Since Mormonism teaches that living prophets can receive direct revelations from God, even affecting doctrine, should we expect any new changes with a new living prophet? First of all, history says no. In the last 50 years, there has not been one significant doctrinal change handed down by the living prophet. The last one was in 1978 when President Kimball declared that blacks could hold the priesthood – something denied them until then.

Another indication that there will be no changes with President Nelson at the helm is an analysis of the talks he has given. Especially pertinent is the talk he gave at the last General Conference (October 2017). It is especially relevant because President Monson was too sick to attend and had not been able to attend hardly any other meetings. It was clear to everybody he was dying. Therefore, from one perspective, we could say his talk set the tone for his presidency.

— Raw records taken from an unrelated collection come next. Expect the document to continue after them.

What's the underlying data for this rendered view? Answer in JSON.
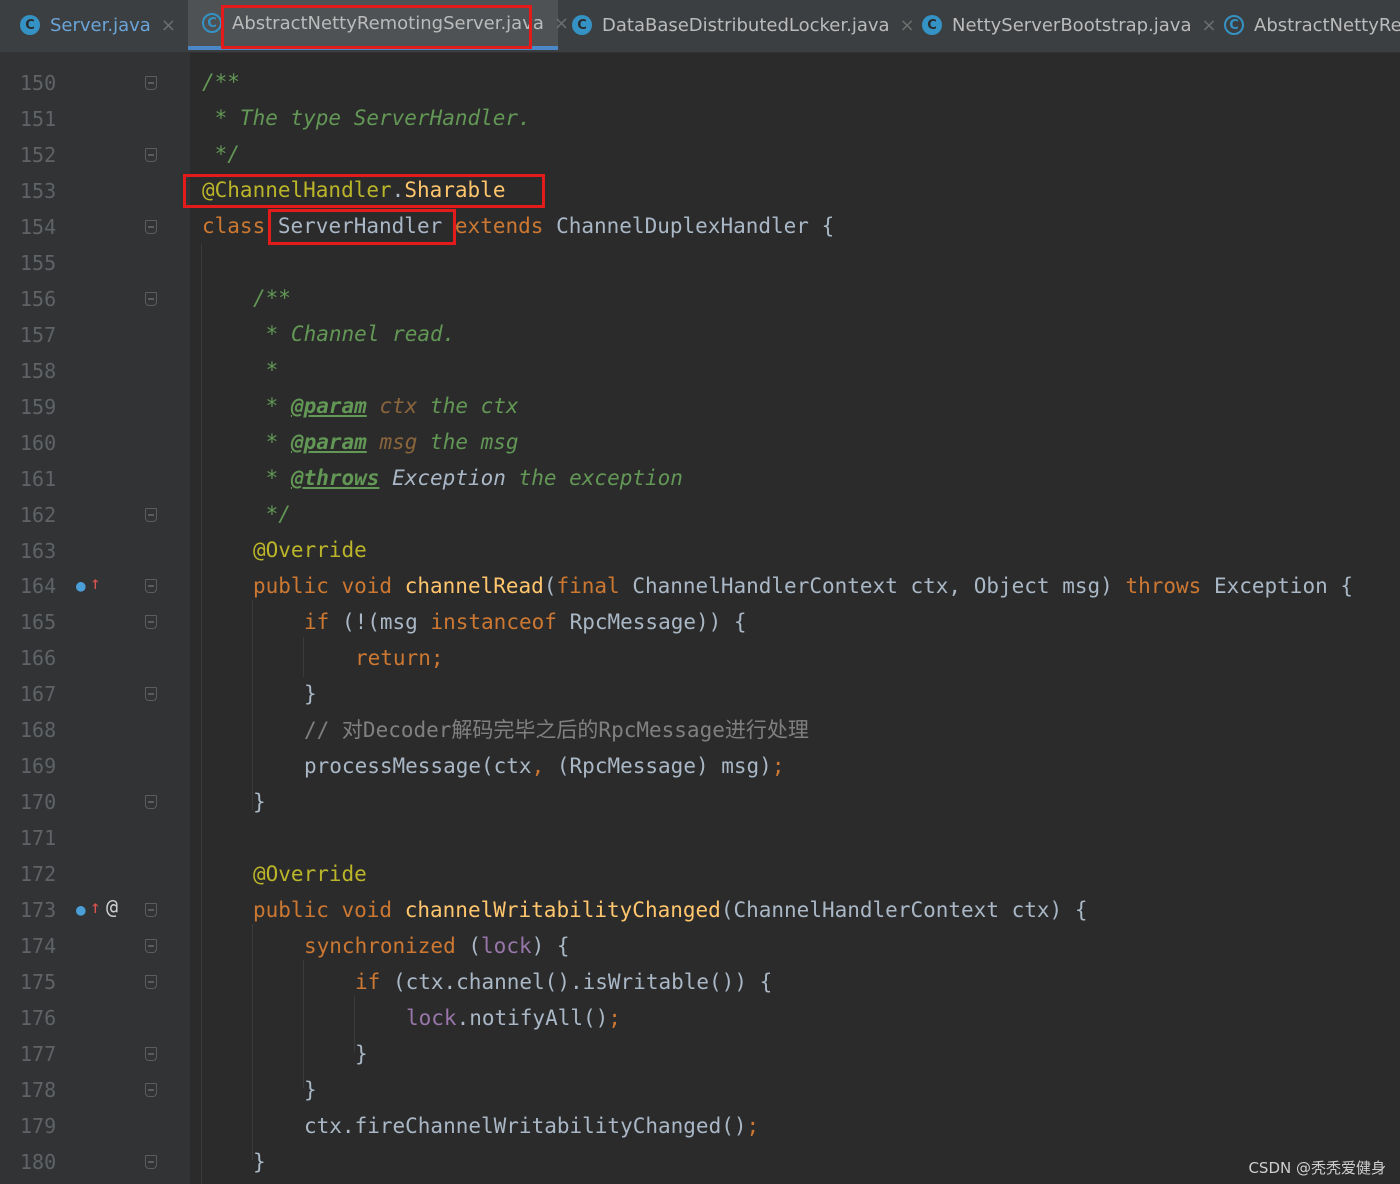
{
  "tabs": [
    {
      "label": "Server.java",
      "icon": "c-class-icon",
      "active": false
    },
    {
      "label": "AbstractNettyRemotingServer.java",
      "icon": "c-abstract-class-icon",
      "active": true
    },
    {
      "label": "DataBaseDistributedLocker.java",
      "icon": "c-class-icon",
      "active": false
    },
    {
      "label": "NettyServerBootstrap.java",
      "icon": "c-class-icon",
      "active": false
    },
    {
      "label": "AbstractNettyRer",
      "icon": "c-abstract-class-icon",
      "active": false
    }
  ],
  "line_numbers": [
    "150",
    "151",
    "152",
    "153",
    "154",
    "155",
    "156",
    "157",
    "158",
    "159",
    "160",
    "161",
    "162",
    "163",
    "164",
    "165",
    "166",
    "167",
    "168",
    "169",
    "170",
    "171",
    "172",
    "173",
    "174",
    "175",
    "176",
    "177",
    "178",
    "179",
    "180"
  ],
  "code": {
    "l150": "/**",
    "l151": " * The type ServerHandler.",
    "l152": " */",
    "l153_ann": "@ChannelHandler",
    "l153_dot": ".",
    "l153_name": "Sharable",
    "l154_class": "class",
    "l154_name": "ServerHandler",
    "l154_extends": "extends",
    "l154_rest": "ChannelDuplexHandler {",
    "l156": "/**",
    "l157": " * Channel read.",
    "l158": " *",
    "l159_star": " * ",
    "l159_tag": "@param",
    "l159_name": "ctx",
    "l159_desc": "the ctx",
    "l160_star": " * ",
    "l160_tag": "@param",
    "l160_name": "msg",
    "l160_desc": "the msg",
    "l161_star": " * ",
    "l161_tag": "@throws",
    "l161_type": "Exception",
    "l161_desc": "the exception",
    "l162": " */",
    "l163": "@Override",
    "l164_mods": "public void",
    "l164_fn": "channelRead",
    "l164_paren": "(",
    "l164_final": "final",
    "l164_params": "ChannelHandlerContext ctx, Object msg)",
    "l164_throws": "throws",
    "l164_rest": "Exception {",
    "l165_if": "if",
    "l165_a": "(!(msg",
    "l165_inst": "instanceof",
    "l165_b": "RpcMessage)) {",
    "l166": "return;",
    "l167": "}",
    "l168": "// 对Decoder解码完毕之后的RpcMessage进行处理",
    "l169_a": "processMessage(ctx",
    "l169_comma": ",",
    "l169_b": "(RpcMessage) msg)",
    "l169_semi": ";",
    "l170": "}",
    "l172": "@Override",
    "l173_mods": "public void",
    "l173_fn": "channelWritabilityChanged",
    "l173_rest": "(ChannelHandlerContext ctx) {",
    "l174_sync": "synchronized",
    "l174_a": "(",
    "l174_lock": "lock",
    "l174_b": ") {",
    "l175_if": "if",
    "l175_rest": "(ctx.channel().isWritable()) {",
    "l176_lock": "lock",
    "l176_rest": ".notifyAll()",
    "l176_semi": ";",
    "l177": "}",
    "l178": "}",
    "l179_a": "ctx.fireChannelWritabilityChanged()",
    "l179_semi": ";",
    "l180": "}"
  },
  "watermark": "CSDN @秃秃爱健身",
  "colors": {
    "background": "#2b2b2b",
    "keyword": "#cc7832",
    "doc_comment": "#629755",
    "annotation": "#bbb529",
    "method": "#ffc66d",
    "field": "#9876aa",
    "highlight_box": "#e41b1b"
  }
}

It was entitled, “The Book of Mormon: What Would Your Life Be Like without it?” Not once does he quote the Bible. Rather, in a variety of ways, he enforces the Mormon view that the Bible is unclear and unreliable. “It (the Book of Mormon) expands and clarifies many of the ‘plan and precious’ truths that were lost through centuries of time and numerous translations of the Bible.” Again: “It abolishes forever the false concepts that revelation ended with the Bible.”

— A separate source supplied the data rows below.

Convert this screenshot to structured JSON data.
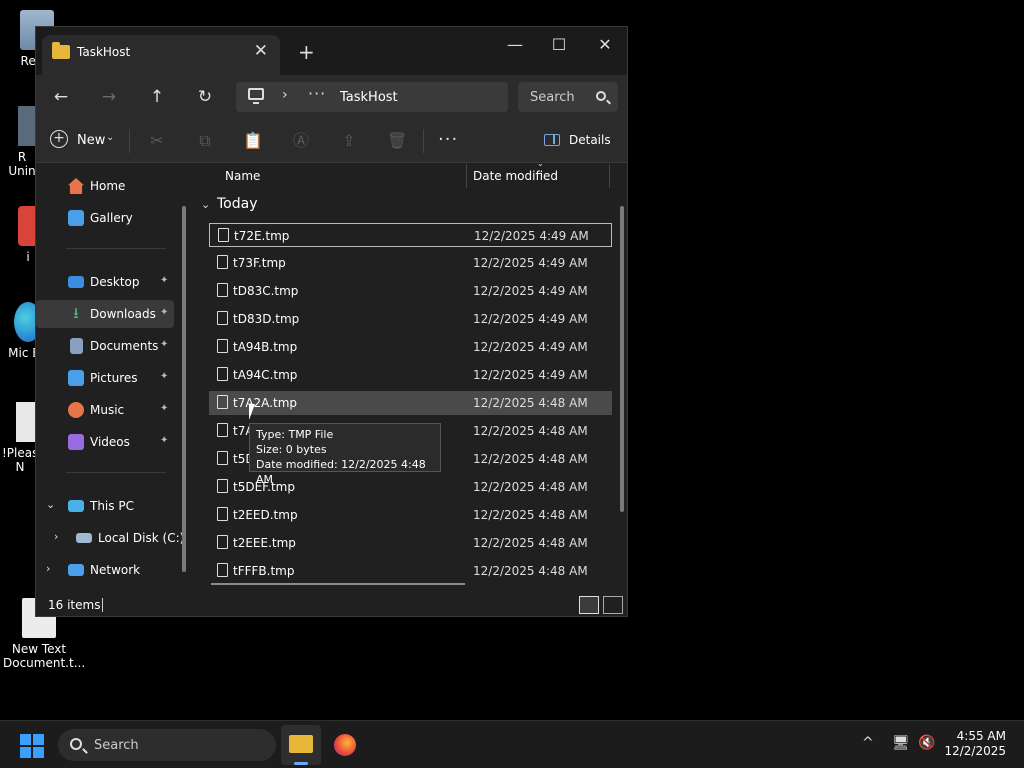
{
  "desktop": {
    "icons": [
      {
        "label": "Recy"
      },
      {
        "label": "R Unin"
      },
      {
        "label": "i"
      },
      {
        "label": "Mic E"
      },
      {
        "label": "!Pleas N"
      },
      {
        "label": "New Text Document.t..."
      }
    ]
  },
  "window": {
    "tab_title": "TaskHost",
    "tab_close": "✕",
    "new_tab": "+",
    "minimize": "—",
    "maximize": "☐",
    "close": "✕"
  },
  "nav": {
    "back": "←",
    "forward": "→",
    "up": "↑",
    "refresh": "↻",
    "breadcrumb_sep": "›",
    "breadcrumb_more": "···",
    "breadcrumb": "TaskHost",
    "search_placeholder": "Search"
  },
  "commandbar": {
    "new_label": "New",
    "new_caret": "⌄",
    "more": "···",
    "details_label": "Details"
  },
  "sidebar": {
    "items": [
      {
        "label": "Home",
        "color": "#e8744a"
      },
      {
        "label": "Gallery",
        "color": "#4aa0e8"
      },
      {
        "label": "Desktop",
        "color": "#3a8ee0"
      },
      {
        "label": "Downloads",
        "color": "#4ac080"
      },
      {
        "label": "Documents",
        "color": "#8aa0c0"
      },
      {
        "label": "Pictures",
        "color": "#4aa0e8"
      },
      {
        "label": "Music",
        "color": "#e8744a"
      },
      {
        "label": "Videos",
        "color": "#9a6ae0"
      },
      {
        "label": "This PC",
        "color": "#4ab0e8"
      },
      {
        "label": "Local Disk (C:)",
        "color": "#a0b8d0"
      },
      {
        "label": "Network",
        "color": "#4aa0e8"
      }
    ],
    "pin": "📌"
  },
  "content": {
    "col_name": "Name",
    "col_date": "Date modified",
    "group": "Today",
    "rows": [
      {
        "name": "t72E.tmp",
        "date": "12/2/2025 4:49 AM"
      },
      {
        "name": "t73F.tmp",
        "date": "12/2/2025 4:49 AM"
      },
      {
        "name": "tD83C.tmp",
        "date": "12/2/2025 4:49 AM"
      },
      {
        "name": "tD83D.tmp",
        "date": "12/2/2025 4:49 AM"
      },
      {
        "name": "tA94B.tmp",
        "date": "12/2/2025 4:49 AM"
      },
      {
        "name": "tA94C.tmp",
        "date": "12/2/2025 4:49 AM"
      },
      {
        "name": "t7A2A.tmp",
        "date": "12/2/2025 4:48 AM"
      },
      {
        "name": "t7A",
        "date": "12/2/2025 4:48 AM"
      },
      {
        "name": "t5D",
        "date": "12/2/2025 4:48 AM"
      },
      {
        "name": "t5DEF.tmp",
        "date": "12/2/2025 4:48 AM"
      },
      {
        "name": "t2EED.tmp",
        "date": "12/2/2025 4:48 AM"
      },
      {
        "name": "t2EEE.tmp",
        "date": "12/2/2025 4:48 AM"
      },
      {
        "name": "tFFFB.tmp",
        "date": "12/2/2025 4:48 AM"
      }
    ]
  },
  "tooltip": {
    "line1": "Type: TMP File",
    "line2": "Size: 0 bytes",
    "line3": "Date modified: 12/2/2025 4:48 AM"
  },
  "status": {
    "count": "16 items"
  },
  "taskbar": {
    "search_placeholder": "Search",
    "tray_chevron": "^",
    "time": "4:55 AM",
    "date": "12/2/2025"
  }
}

Instead, he continually praises the Book of Mormon. “My brothers and sisters, how precious is the Book of Mormon to you? If you were offered diamonds and rubies or the Book of Mormon, which would you choose?” Again: “This is the book that will help to prepare the world for the Second Coming of Christ.” (emphasis in the original).

Even more striking, is the fact that he hardly mentions Jesus, except as identifying himself as one of Jesus’ apostles or a member of the Church of Jesus Christ of Latter-day Saints. There is one brief sentence where he quotes a person who says the Book of Mormon helped her understand that the Savior not only suffered for her sins but He can heal her pains and sorrows. That’s it.

Previous talks by President Nelson echo classic Mormonism. Last October, I blogged on his story of how his departed great grandfather appeared to his grandfather to convince him Mormonism is true (“Open the Heavens”). Even more sobering is the fact that his wife, Wendy, wrote the book for children entitled “The Not Even Once Club”. Its premise is that a child can never even sin once in order to enter the club. For a fuller analysis, see the blog I wrote about it last year.

If anything, the evidence suggests President Nelson will emphasize even more strongly the classic tenets of Mormonism. If so, this could burden even more Mormons and create more opportunities to tell them the drastic different and wonderful message of the Bible of the true God who sacrificed fully for us and now eagerly forgives people.